Good luck brought us a translation by Christiane Reyes of A Story for the Bear, El oso que amaba los libros. This was one of the books we read over and over, imagining the friendly bear who sat in a cave in the forest reading books. Maybe he was reading some of the same books we were reading, we would say. Another bear we loved was in a book by Julio Cortázar, Discurso del oso, with illustrations by Emilio Urberuaga. This is the story of a bear who lives in the pipes of a building where he witnesses the interesting and sometimes lonely lives of the humans who inhabit the building.
One day, I found the series Mondragó by Ana Galán and illustrated by Pablo Pino. These were some of the first books my son read by himself in Spanish. They were a great find because the Spanish they used was from Spain, which offered the opportunity to discuss the many shapes, tones, and textures a language can have.
The book market in Spanish has grown greatly in the U.S. in recent years, which makes me envious and happy for parents with young children. There are even book clubs in Spanish from projects like Lineas del Sur that bring books into the U.S. from small independent presses in Latin America. At large retail book stores, books for children in languages other than English may still be away from small chairs and tables, in boring hallways without colorful carpets, but these sections are growing.

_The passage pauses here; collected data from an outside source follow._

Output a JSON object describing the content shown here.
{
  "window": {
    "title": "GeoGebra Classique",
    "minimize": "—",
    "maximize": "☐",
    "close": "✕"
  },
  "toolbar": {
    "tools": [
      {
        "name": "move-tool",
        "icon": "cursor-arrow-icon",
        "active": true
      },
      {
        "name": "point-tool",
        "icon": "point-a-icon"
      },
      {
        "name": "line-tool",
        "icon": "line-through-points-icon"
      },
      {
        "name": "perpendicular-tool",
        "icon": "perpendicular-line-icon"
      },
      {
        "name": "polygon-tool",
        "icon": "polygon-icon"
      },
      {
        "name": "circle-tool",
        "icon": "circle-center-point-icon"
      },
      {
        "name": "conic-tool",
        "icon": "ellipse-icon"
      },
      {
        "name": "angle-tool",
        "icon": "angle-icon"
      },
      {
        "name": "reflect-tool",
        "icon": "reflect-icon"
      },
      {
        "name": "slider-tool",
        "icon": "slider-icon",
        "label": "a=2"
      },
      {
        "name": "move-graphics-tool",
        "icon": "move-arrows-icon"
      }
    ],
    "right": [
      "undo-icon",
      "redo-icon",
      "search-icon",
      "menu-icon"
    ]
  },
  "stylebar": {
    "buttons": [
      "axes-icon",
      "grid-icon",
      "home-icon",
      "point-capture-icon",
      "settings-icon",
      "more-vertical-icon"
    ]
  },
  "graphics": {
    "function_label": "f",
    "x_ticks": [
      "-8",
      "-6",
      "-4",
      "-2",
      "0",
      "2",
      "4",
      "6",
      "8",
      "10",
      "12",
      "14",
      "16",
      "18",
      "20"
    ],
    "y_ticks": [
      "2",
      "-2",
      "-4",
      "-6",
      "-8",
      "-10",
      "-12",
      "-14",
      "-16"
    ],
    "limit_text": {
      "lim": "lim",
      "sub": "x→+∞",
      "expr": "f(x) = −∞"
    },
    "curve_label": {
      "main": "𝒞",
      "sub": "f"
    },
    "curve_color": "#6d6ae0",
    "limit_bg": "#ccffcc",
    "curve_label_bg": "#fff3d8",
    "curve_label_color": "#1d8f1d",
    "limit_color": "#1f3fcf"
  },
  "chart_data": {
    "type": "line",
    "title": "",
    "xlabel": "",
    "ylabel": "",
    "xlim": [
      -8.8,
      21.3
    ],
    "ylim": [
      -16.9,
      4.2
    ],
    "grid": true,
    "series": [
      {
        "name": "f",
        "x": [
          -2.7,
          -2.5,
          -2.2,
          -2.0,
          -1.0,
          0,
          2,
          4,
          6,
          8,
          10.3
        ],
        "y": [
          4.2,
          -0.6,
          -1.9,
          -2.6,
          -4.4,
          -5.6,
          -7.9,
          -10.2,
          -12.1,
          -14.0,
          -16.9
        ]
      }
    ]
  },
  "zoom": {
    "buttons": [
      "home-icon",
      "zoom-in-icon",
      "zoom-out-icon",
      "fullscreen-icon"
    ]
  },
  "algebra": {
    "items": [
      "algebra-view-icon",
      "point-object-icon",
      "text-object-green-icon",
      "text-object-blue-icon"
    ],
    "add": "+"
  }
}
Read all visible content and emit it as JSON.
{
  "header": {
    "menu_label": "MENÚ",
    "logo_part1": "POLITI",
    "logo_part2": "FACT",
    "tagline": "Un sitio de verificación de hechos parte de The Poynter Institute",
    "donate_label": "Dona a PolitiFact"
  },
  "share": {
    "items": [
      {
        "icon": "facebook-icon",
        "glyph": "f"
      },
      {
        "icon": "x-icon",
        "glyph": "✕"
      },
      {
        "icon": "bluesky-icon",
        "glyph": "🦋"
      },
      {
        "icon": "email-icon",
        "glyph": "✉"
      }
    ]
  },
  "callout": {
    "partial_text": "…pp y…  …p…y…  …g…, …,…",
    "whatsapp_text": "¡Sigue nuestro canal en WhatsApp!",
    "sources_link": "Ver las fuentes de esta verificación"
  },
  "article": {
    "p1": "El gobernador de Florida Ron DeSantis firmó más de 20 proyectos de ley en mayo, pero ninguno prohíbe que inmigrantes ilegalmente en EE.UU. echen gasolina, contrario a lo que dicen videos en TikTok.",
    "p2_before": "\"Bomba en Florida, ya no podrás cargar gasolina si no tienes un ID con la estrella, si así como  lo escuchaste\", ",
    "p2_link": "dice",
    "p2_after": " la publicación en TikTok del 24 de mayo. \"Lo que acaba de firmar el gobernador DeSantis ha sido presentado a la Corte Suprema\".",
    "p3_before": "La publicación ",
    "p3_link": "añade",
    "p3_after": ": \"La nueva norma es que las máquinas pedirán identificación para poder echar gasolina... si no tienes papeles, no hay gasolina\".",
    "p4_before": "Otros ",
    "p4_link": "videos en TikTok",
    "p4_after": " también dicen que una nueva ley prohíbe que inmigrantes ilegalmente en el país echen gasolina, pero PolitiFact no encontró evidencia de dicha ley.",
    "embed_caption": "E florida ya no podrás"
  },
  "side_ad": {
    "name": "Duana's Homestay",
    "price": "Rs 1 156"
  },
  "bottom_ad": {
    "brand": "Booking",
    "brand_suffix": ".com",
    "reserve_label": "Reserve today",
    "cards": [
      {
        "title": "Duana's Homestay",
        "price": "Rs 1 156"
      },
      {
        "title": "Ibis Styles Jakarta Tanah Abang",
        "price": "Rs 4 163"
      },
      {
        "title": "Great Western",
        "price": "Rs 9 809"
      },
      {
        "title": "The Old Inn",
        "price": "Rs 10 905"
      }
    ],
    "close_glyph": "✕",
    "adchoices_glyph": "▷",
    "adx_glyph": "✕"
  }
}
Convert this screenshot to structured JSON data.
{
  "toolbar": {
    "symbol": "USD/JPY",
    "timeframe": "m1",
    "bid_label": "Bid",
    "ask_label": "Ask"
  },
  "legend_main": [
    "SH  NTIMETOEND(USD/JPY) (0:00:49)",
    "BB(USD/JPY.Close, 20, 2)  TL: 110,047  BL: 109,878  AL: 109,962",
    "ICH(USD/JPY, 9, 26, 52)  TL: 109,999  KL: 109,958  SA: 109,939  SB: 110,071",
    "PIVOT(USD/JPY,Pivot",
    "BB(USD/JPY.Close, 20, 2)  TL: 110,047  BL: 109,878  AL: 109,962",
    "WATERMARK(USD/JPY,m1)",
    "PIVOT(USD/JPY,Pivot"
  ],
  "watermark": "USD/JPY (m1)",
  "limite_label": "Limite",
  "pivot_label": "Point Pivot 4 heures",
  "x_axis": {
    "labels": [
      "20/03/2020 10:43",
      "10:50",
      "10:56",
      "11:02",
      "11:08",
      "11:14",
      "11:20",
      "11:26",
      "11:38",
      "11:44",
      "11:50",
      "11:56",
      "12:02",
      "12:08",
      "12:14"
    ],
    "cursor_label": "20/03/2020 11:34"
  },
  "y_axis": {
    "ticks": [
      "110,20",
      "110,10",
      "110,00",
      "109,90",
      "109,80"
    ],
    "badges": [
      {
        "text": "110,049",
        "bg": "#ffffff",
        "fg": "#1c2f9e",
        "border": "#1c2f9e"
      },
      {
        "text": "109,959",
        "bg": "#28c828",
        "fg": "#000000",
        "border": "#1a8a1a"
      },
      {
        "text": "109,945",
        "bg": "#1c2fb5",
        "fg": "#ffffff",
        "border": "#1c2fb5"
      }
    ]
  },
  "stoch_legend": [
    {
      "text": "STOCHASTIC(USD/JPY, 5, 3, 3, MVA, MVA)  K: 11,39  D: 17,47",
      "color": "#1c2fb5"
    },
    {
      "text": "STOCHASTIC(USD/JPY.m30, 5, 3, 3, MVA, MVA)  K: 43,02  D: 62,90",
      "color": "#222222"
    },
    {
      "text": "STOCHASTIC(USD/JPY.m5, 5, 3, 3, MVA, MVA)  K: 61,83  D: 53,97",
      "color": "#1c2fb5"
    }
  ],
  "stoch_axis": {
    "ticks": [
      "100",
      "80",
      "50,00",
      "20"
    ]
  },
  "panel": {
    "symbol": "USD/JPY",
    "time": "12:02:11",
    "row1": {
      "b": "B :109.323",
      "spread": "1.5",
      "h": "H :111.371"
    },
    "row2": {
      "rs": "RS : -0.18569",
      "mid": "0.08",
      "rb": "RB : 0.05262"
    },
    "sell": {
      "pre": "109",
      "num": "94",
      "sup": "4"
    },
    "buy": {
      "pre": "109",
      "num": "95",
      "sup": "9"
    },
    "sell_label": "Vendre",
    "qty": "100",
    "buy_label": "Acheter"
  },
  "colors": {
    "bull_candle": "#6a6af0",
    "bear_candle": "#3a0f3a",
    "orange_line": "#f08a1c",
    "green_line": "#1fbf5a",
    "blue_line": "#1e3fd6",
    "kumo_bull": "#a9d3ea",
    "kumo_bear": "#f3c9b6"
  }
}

As I pulled one book after another from our bookshelves to write this article, I realized that in many ways, we were very lucky to be away from my country. I can’t help but wonder how much would I have settled for the books available to me in Mexico if I had not been watchful of how my culture was being represented by others. Being in the U.S. pushed me to reach out to different pieces of Latin America, different versions of a language, and different imaginations to bring to my son’s bookshelves international communities that would complement and help shape his vision of the world.